GABRIEL VILAS BOAS |
No entanto, a famosa pergunta encerra outra questão, mais subtil, mas que também vale a pena discutir: O meu projeto de vida é a minha profissão?
“O que queres SER…?” tem que ser muito mais que uma profissão, porque somos Pessoa e o trabalho é só um instrumento e não um fim. Todavia, desde crianças somos condicionados a construir uma identidade através do trabalho. De uma maneira sub-reptícia ou declaradamente, procuram engavetar a nossa vida no espartilho de uma profissão, especialmente no caso de termos algumas qualidades profissionais que nos aconselham determinada opção.
O problema é que não estamos preparados para contrariar este paradigma na altura devida, porque, raramente ou só muito tarde, pensamos no que somos e no que queremos de nós, como um todo.
Quando a mecanização da ditadura do trabalho nos desumanizou, quase por completo, de tal maneira que deixou de haver amigos, percebemos, claramente, que não queríamos ser nada daquilo em que nos tornámos.
E então sofremos! Sofremos muitíssimo, porque nos dirão que a escolha foi nossa. E, na verdade, foi… e não foi, porque, neste mundo tão diverso e tão democrático, só havia uma escolha. Desde as primeiras conversas em família às opções escolares.
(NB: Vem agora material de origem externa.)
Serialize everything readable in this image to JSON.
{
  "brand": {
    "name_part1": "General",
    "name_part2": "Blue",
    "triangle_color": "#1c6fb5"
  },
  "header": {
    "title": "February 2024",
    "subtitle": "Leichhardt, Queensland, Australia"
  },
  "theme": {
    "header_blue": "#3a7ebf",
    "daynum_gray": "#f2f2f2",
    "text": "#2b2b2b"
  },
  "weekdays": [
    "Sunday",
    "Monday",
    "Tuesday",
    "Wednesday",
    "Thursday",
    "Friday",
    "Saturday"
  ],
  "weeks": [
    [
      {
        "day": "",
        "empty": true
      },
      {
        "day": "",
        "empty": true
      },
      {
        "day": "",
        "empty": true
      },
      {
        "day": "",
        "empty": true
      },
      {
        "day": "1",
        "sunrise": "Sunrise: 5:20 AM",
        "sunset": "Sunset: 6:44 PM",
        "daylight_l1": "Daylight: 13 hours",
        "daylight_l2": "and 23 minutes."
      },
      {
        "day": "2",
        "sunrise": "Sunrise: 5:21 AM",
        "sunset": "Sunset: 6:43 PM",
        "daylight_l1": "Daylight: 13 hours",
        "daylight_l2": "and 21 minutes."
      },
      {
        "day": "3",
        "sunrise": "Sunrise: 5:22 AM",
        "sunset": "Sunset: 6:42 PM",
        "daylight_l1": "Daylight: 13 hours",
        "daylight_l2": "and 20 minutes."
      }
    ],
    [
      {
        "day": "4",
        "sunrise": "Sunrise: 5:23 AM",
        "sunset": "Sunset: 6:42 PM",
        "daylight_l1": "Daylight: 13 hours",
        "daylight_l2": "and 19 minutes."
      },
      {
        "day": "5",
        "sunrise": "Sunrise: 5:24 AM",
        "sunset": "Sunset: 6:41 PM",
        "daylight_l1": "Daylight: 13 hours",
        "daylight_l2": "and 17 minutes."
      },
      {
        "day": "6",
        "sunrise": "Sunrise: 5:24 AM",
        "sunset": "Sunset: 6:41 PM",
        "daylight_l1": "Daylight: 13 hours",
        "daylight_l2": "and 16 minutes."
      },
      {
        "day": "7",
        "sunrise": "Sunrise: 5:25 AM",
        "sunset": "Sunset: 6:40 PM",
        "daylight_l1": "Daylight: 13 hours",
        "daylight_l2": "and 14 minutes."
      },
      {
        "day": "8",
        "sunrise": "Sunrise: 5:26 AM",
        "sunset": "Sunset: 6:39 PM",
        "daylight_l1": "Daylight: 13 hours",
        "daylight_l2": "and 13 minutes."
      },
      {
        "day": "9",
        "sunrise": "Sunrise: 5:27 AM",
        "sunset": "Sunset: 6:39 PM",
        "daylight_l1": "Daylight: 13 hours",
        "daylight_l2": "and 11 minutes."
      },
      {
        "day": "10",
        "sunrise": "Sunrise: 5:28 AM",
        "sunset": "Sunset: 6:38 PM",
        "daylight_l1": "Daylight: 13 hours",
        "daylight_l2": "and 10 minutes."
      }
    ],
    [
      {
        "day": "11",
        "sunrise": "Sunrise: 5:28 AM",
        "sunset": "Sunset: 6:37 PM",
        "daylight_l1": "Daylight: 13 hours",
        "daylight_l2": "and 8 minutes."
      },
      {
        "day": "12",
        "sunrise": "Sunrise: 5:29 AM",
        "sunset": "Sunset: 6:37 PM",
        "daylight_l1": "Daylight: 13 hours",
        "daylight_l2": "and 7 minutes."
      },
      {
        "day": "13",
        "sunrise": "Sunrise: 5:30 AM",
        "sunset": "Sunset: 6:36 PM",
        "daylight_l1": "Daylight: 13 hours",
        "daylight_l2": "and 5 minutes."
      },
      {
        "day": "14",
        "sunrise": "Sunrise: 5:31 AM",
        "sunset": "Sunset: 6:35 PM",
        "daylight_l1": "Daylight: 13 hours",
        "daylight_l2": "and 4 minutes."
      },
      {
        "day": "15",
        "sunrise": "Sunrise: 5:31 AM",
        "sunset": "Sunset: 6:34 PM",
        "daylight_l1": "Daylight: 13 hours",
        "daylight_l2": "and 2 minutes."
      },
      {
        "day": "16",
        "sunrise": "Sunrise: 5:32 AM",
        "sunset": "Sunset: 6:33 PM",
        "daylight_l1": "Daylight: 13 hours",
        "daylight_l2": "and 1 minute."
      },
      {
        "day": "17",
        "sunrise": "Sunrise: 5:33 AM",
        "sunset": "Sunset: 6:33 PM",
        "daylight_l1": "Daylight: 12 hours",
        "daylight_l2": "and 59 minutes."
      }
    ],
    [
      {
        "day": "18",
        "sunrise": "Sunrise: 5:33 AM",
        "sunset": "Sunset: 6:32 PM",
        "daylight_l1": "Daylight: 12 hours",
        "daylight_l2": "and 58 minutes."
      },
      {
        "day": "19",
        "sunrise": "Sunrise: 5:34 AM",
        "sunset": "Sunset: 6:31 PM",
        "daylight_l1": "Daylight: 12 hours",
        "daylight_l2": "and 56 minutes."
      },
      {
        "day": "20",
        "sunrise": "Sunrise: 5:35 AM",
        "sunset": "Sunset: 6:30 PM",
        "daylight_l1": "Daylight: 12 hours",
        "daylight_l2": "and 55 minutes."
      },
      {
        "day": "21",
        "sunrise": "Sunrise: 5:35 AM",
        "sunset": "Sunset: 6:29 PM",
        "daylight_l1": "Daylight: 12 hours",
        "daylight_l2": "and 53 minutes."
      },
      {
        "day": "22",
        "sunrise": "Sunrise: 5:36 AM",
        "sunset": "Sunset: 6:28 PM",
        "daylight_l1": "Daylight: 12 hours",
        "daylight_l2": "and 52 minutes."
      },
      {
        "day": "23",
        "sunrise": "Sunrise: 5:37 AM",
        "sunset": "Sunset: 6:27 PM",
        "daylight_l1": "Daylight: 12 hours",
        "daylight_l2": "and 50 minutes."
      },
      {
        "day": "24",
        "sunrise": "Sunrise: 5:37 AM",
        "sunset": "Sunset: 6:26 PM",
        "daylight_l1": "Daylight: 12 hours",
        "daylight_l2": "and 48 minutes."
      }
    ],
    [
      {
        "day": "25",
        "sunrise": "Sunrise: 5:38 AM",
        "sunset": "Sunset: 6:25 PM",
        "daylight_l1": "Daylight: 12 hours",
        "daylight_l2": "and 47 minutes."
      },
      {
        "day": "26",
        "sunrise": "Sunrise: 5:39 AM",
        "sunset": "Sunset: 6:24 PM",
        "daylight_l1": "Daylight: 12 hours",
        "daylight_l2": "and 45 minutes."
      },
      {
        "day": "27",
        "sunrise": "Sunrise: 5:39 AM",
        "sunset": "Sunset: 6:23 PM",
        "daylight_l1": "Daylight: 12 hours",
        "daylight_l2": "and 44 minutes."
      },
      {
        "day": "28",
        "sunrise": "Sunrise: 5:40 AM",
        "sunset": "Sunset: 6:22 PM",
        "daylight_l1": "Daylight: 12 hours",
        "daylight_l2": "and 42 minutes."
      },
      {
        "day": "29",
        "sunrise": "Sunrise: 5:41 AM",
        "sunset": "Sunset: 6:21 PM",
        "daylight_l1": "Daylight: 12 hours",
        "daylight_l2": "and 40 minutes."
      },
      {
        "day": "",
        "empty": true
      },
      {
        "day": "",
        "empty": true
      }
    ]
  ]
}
Ninguém pergunta na escola ou em casa: “Olha lá rapaz, que tipo de pessoa queres tu ser?” Se esta pergunta fosse feita a uma criança ou a um adolescente ou até a um jovem adulto, em 90% dos casos, o interlocutor gaguejaria, surpreendido.
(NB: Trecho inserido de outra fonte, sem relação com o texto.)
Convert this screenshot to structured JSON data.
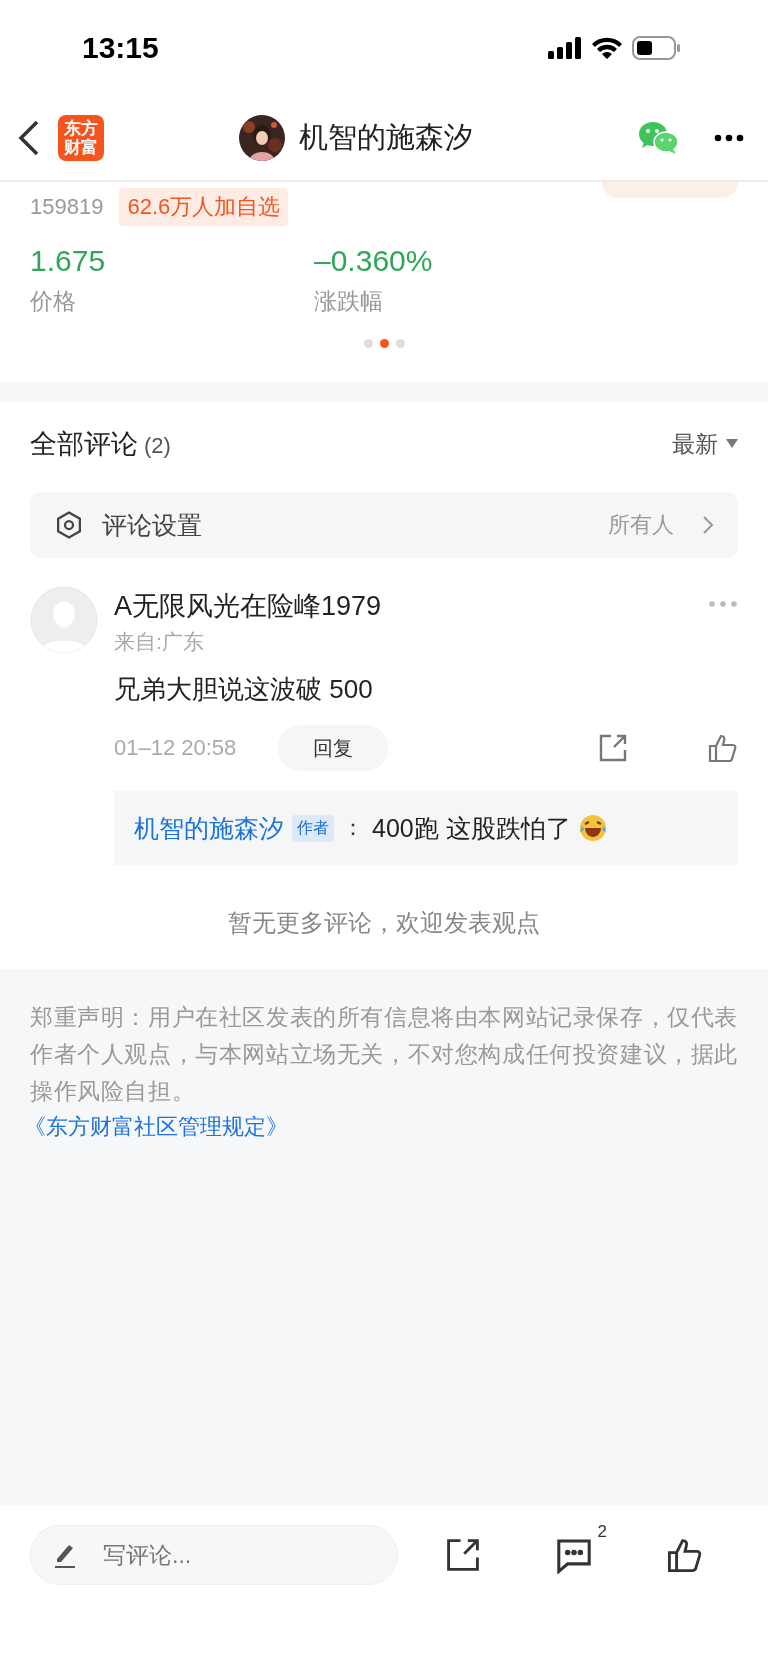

E há tanto para ser além do tradicional e esperado “Quero ser boa pessoa! Quero ser feliz!”
Quero ser tolerante, decidido, audaz, fraterno, simpático, paciente, trabalhador… E cada um poderia ir construindo a sua personalidade a partir dos seus valores de base. Seria uma escolha sua e consciente, onde a profissão se haveria de enquadrar, mas nunca impor.
Provavelmente evitaríamos interrogações angustiadas do género “Quem sou eu fora do trabalho?”, por volta dos quarenta. Saberíamos que somos o projeto de vida que quisemos ser, que não nos conhecem apenas pela profissão, porque o trabalho que exercemos é só o trabalho que exercemos.
Então as pessoas que cruzarem a nossa vida apreciarão as nossas qualidades profissionais, intelectuais e físicas do mesmo modo que valorizarão as nossas qualidades pessoais. Nessa altura seremos grandes, como estava destinado a ser, e seremos a Pessoa que quisemos ser.